Referring to this Wikipedia page, The definition of a non degenerate bilinear form
is given as a bilinear form $f(x,y)$ such that $v \to (x \to f(x,v))$ is an isomorphism.
We are also told that the below construct is an equivalent definition,
when $V$ is finite dimentional:
$$
f(x,y) = 0 \hspace{2ex} \forall\ y \in V \hspace{2ex} \text{implies}\hspace{2ex} x = 0
$$
In other words the kernel of the mapping $\ \psi:V \to V^{*}$ defined by $\ \psi := v \to
(x \to f(x,v))$ is trivial, that is $\operatorname{Ker}(\psi) = \{0\}$.

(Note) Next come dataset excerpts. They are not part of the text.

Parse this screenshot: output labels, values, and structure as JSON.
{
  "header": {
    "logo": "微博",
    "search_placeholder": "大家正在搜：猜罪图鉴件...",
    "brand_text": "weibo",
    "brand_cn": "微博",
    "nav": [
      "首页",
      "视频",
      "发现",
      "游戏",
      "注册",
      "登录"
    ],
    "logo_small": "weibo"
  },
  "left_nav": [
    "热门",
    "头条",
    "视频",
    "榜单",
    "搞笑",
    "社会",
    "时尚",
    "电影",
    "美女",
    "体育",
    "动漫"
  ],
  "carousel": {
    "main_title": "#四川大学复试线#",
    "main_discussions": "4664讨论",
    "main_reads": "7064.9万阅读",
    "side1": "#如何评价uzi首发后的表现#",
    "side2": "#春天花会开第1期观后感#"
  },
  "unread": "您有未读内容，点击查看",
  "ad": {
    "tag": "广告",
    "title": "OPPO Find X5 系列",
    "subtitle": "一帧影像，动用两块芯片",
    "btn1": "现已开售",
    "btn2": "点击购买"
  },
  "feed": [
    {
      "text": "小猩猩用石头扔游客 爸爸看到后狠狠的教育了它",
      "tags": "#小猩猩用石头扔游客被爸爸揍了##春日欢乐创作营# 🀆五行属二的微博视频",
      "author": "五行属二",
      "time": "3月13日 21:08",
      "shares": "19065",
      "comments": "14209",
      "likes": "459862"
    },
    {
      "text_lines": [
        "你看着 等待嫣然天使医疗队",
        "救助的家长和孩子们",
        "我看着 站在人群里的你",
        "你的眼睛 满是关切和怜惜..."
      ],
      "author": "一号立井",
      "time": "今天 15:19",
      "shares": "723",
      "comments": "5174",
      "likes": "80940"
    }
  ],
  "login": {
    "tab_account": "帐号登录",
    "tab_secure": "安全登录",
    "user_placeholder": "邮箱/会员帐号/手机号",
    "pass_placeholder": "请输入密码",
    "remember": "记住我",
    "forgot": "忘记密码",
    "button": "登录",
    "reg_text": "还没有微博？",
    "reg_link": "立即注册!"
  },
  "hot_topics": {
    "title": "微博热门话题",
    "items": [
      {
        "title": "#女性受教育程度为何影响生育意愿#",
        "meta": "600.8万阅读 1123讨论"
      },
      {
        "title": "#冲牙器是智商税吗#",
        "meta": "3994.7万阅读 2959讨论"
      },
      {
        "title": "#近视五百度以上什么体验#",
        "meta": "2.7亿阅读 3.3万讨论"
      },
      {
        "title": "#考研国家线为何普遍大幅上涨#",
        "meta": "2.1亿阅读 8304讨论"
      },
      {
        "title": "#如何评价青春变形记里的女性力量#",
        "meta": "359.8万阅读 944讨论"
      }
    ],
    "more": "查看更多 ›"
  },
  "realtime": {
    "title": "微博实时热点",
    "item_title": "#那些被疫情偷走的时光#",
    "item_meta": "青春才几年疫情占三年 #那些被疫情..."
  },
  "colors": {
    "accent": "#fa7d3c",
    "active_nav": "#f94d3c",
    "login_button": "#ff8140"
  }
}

My question is how do we prove that the two definitions are equivalent? How does the latter
formulation show that $\psi$ is isomorphic?
Best Answer
Assume that $x\mapsto (y\mapsto f(x,y))$ is an isomorphism. Then it has trivial kernel, meaning $\psi(x)=0$ implies $x=0$. This is equivalent to the statement $f(x,y)=0$ for all $y$ implies $x=0$.
For the converse statement (assuming we are on a finite vectorspace), simply use the fact, that being an isomorphism between two vectorspaces of the same dimension is equivalent to having a trivial kernel.